The following brief vignettes exemplify this important distinction.
Mr. S., a middle-aged man with a history of work problems, rushed into the consulting room after tossing his rain-soaked coat upon one of the analyst’s newly upholstered office chairs.
The analyst was concerned about his chair and annoyed by his patient’s apparent lack of consideration. Initially viewing himself as the target of the patient’s unconscious projections, the analyst interpreted the act as an expression of displaced anger. Mr. s., in turn, became apologetic and immediately removed his coat from the chair.
Realizing in that moment that he had responded to the patients behavior (outside thepatient’s experience), the analyst shifted his attention to what Mr. S. was experiencing and away from himself as a target. From this “experience-near” vantage point, he recognized that his patient felt misunderstood and hurt by the interpretation. The analyst communicated this understanding and, furthermore, came to understand that Mr. S. had entered the office so excited and so preoccupied with his desire to share his good news about a job promotion that he had thoughtlessly tossed his coat. In turn, being understood allowed Mr. S. to arrive at an important awareness: namely, that his excitement in wishing to be recognized led, at times, to careless and inappropriate behavior that other people sometimes found offensive.

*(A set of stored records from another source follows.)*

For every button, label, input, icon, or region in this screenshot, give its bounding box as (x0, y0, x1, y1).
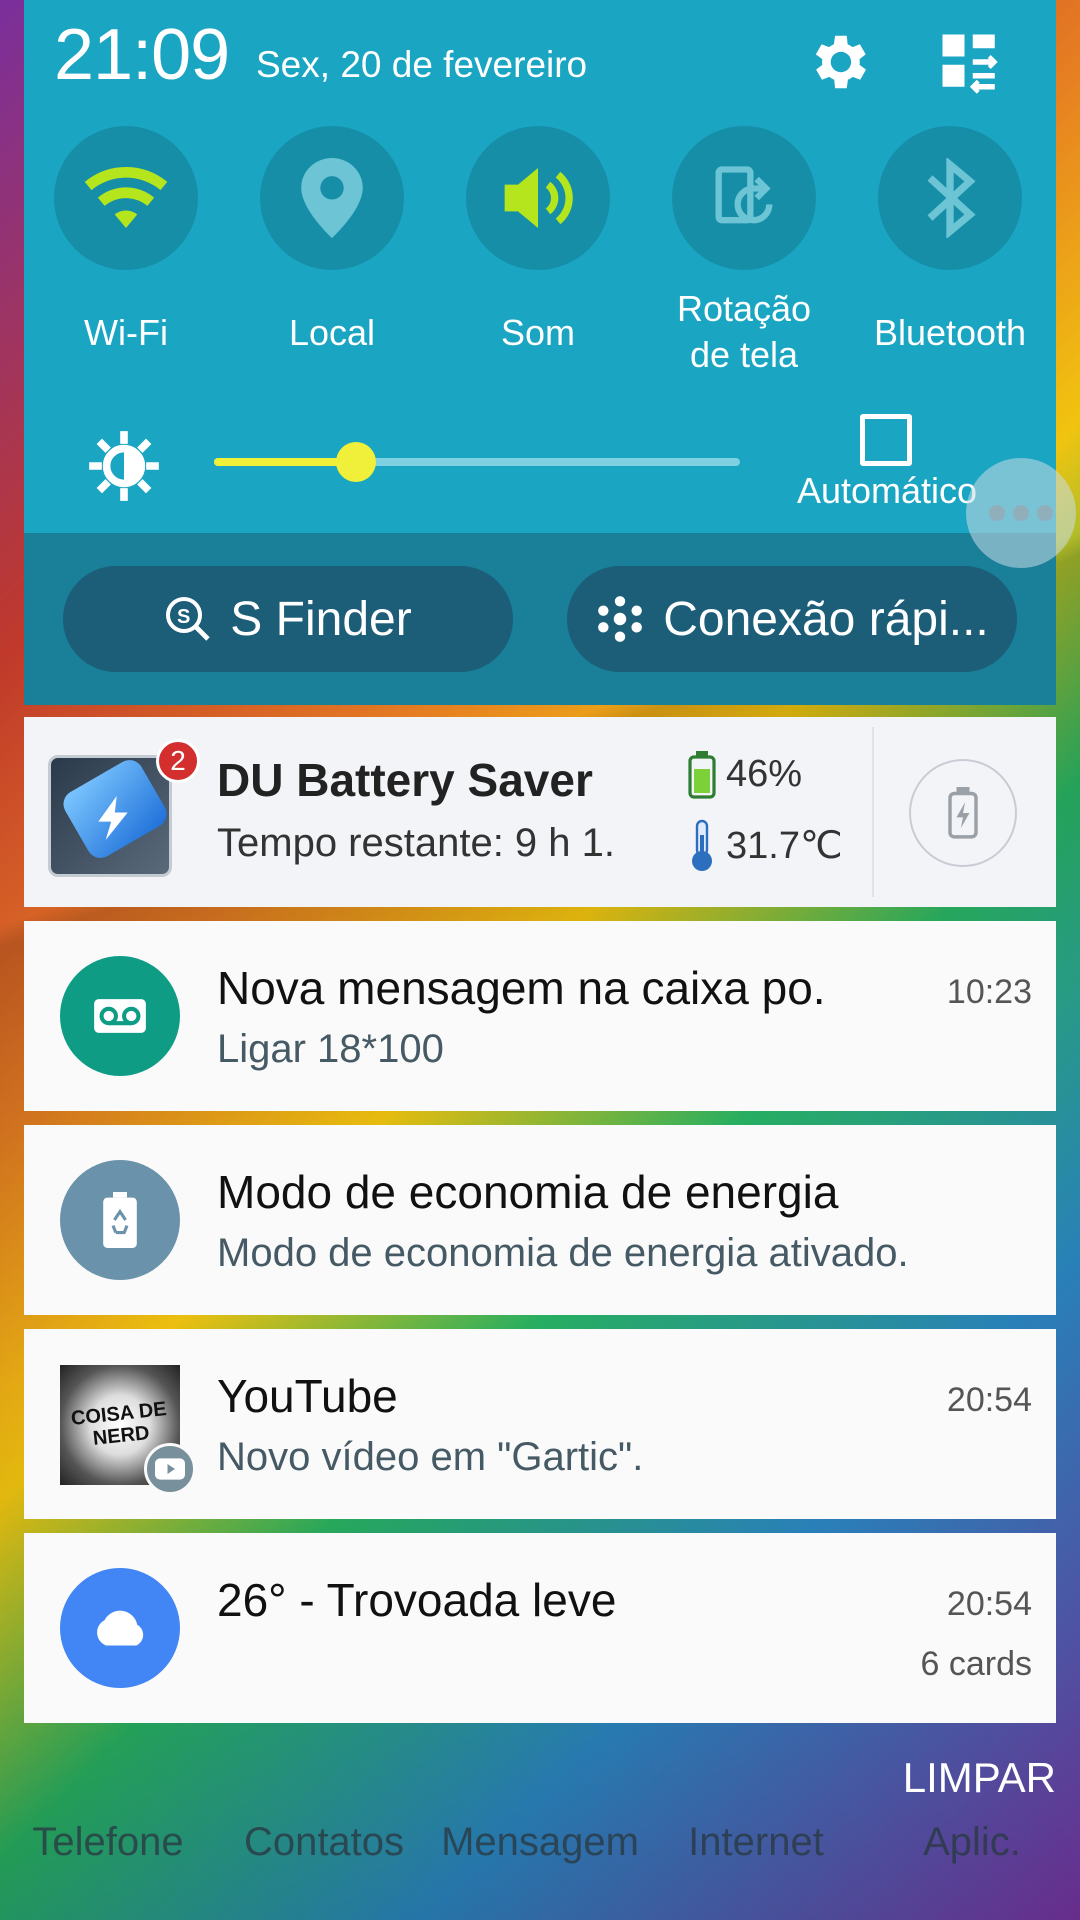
du-battery-remaining-time: Tempo restante: 9 h 1. (217, 821, 616, 865)
location-toggle[interactable] (260, 126, 404, 270)
notification-count-badge: 2 (156, 739, 200, 783)
more-dot (989, 505, 1005, 521)
battery-percentage: 46% (726, 753, 803, 795)
floating-more-button[interactable] (966, 458, 1076, 568)
brightness-slider[interactable] (214, 442, 740, 482)
thermometer-icon (692, 819, 712, 871)
grid-edit-icon (942, 34, 998, 94)
weather-cards-count: 6 cards (920, 1645, 1033, 1683)
power-saving-text: Modo de economia de energia ativado. (217, 1231, 909, 1275)
du-battery-app-icon (48, 755, 172, 877)
youtube-badge (144, 1443, 196, 1495)
brightness-slider-thumb[interactable] (336, 442, 377, 482)
du-divider (872, 727, 874, 897)
du-battery-title: DU Battery Saver (217, 754, 593, 806)
youtube-notification[interactable]: COISA DE NERD YouTube Novo vídeo em "Gar… (24, 1329, 1056, 1519)
sound-icon (504, 168, 573, 228)
voicemail-icon (94, 999, 146, 1033)
clear-all-button[interactable]: LIMPAR (903, 1754, 1056, 1802)
location-icon (301, 158, 363, 238)
sound-label: Som (500, 312, 576, 353)
youtube-text: Novo vídeo em "Gartic". (217, 1435, 644, 1479)
dock-label-phone[interactable]: Telefone (8, 1820, 208, 1865)
voicemail-time: 10:23 (946, 973, 1032, 1011)
voicemail-title: Nova mensagem na caixa po. (217, 962, 826, 1014)
rotation-label-line1: Rotação (676, 288, 812, 329)
more-dot (1013, 505, 1029, 521)
battery-boost-button[interactable] (909, 759, 1017, 867)
weather-app-icon (60, 1568, 180, 1688)
dock-label-contacts[interactable]: Contatos (224, 1820, 424, 1865)
dock-label-internet[interactable]: Internet (656, 1820, 856, 1865)
quick-connect-button[interactable]: Conexão rápi... (567, 566, 1017, 672)
youtube-time: 20:54 (946, 1381, 1032, 1419)
more-dot (1037, 505, 1053, 521)
weather-time: 20:54 (946, 1585, 1032, 1623)
wifi-icon (84, 166, 168, 228)
quick-connect-icon (598, 596, 643, 642)
weather-title: 26° - Trovoada leve (217, 1574, 617, 1626)
dock-label-apps[interactable]: Aplic. (872, 1820, 1072, 1865)
edit-tiles-button[interactable] (930, 22, 1010, 102)
date: Sex, 20 de fevereiro (256, 44, 588, 85)
youtube-title: YouTube (217, 1370, 398, 1422)
rotation-toggle[interactable] (672, 126, 816, 270)
du-battery-notification[interactable]: 2 DU Battery Saver Tempo restante: 9 h 1… (24, 717, 1056, 907)
power-saving-app-icon (60, 1160, 180, 1280)
dock-label-messages[interactable]: Mensagem (440, 1820, 640, 1865)
weather-notification[interactable]: 26° - Trovoada leve 20:54 6 cards (24, 1533, 1056, 1723)
clock: 21:09 (54, 15, 230, 95)
bluetooth-label: Bluetooth (873, 312, 1027, 353)
auto-brightness-checkbox[interactable] (860, 414, 912, 466)
s-finder-button[interactable]: S S Finder (63, 566, 513, 672)
wifi-label: Wi-Fi (84, 312, 168, 353)
bluetooth-toggle[interactable] (878, 126, 1022, 270)
settings-button[interactable] (798, 22, 878, 102)
rotation-icon (715, 166, 773, 224)
rotation-label: Rotação de tela (644, 286, 844, 378)
battery-level-icon (688, 751, 716, 799)
voicemail-text: Ligar 18*100 (217, 1027, 444, 1071)
wifi-toggle[interactable] (54, 126, 198, 270)
youtube-play-icon (155, 1458, 185, 1480)
s-finder-label: S Finder (230, 592, 412, 646)
voicemail-notification[interactable]: Nova mensagem na caixa po. Ligar 18*100 … (24, 921, 1056, 1111)
rotation-label-line2: de tela (689, 334, 799, 375)
gear-icon (815, 35, 866, 89)
brightness-icon (86, 428, 162, 509)
battery-recycle-icon (103, 1192, 137, 1248)
svg-text:S: S (177, 606, 190, 628)
sound-toggle[interactable] (466, 126, 610, 270)
cloud-icon (97, 1610, 144, 1646)
brightness-slider-fill (214, 458, 357, 466)
power-saving-title: Modo de economia de energia (217, 1166, 839, 1218)
s-finder-icon: S (166, 597, 210, 641)
charging-battery-icon (948, 787, 978, 839)
location-label: Local (288, 312, 376, 353)
power-saving-notification[interactable]: Modo de economia de energia Modo de econ… (24, 1125, 1056, 1315)
quick-connect-label: Conexão rápi... (663, 592, 989, 646)
bluetooth-icon (927, 158, 976, 238)
voicemail-app-icon (60, 956, 180, 1076)
battery-temperature: 31.7℃ (726, 825, 843, 867)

EMPATHY: SOME MISUNDERSTANDINGS
This process of thinking and feeling oneself into the inner life of another person can be open to a number of misunderstandings.
First, let’s emphasize that empathy is not a process by which we guess, intuit, or magically perceive what is occurring in the mind of another.

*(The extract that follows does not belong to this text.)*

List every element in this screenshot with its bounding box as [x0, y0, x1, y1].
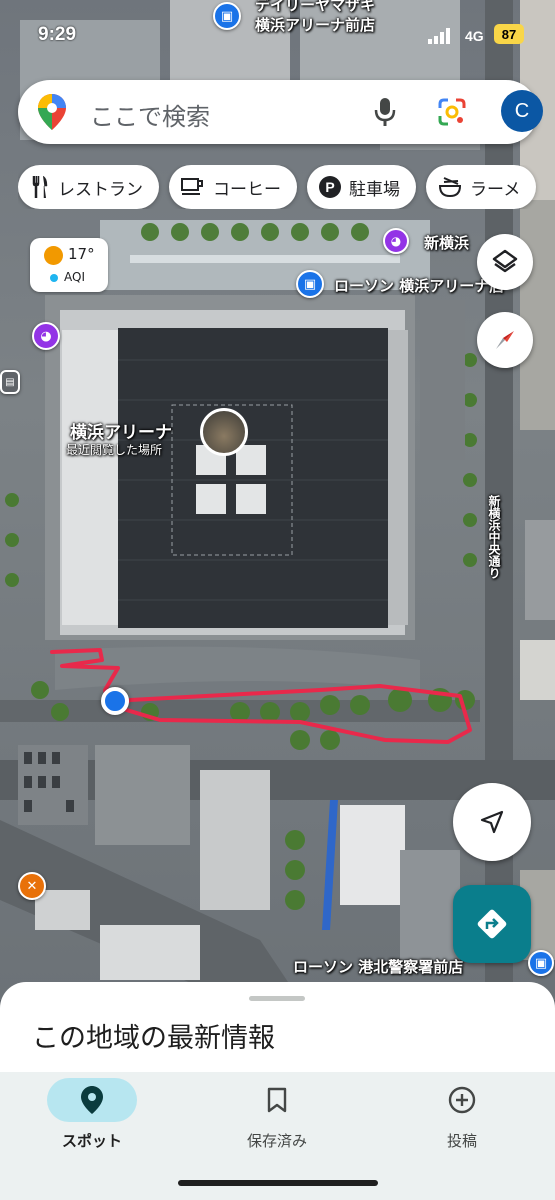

Second, empathy is not the same as we might feel if we were in a similar situation. For example, the therapist and patient may have experienced similar Iife circumstances. This does not mean, however, that the analyst’s particular experience of that situation is the same as the patient’s.
A third misunderstanding with regard to empathy is that, whereas every sensitive analyst will experience concern with whomever he or she works, placing oneself in
another’s experience does not mean becoming that person – that is, “taking over’ or “being flooded by,” the patient’s feelings. If, for example, a client becomes suddenly saddened while recounting the events of the funeral service, it would again be an error of empathy if, through identifying with that feeling, the analyst lost objectivity and began to commiserate with the patient. That is, entering into and becoming a participant in the sadness rather than being someone who understands the sadness can interfere with the analyst’s ability to be objective and helpful.
The use of empathy is not to be confused with being nice or appearing sympathetic or “curing through kindness.” The primary function of empathy was to make possible the painstaking unfolding of a patient’s inner experiences and the emergence of specific developmental needs (selfobject transferences).
It is this process that leads to in-depth understanding and interpretation, and to reliable psychological change.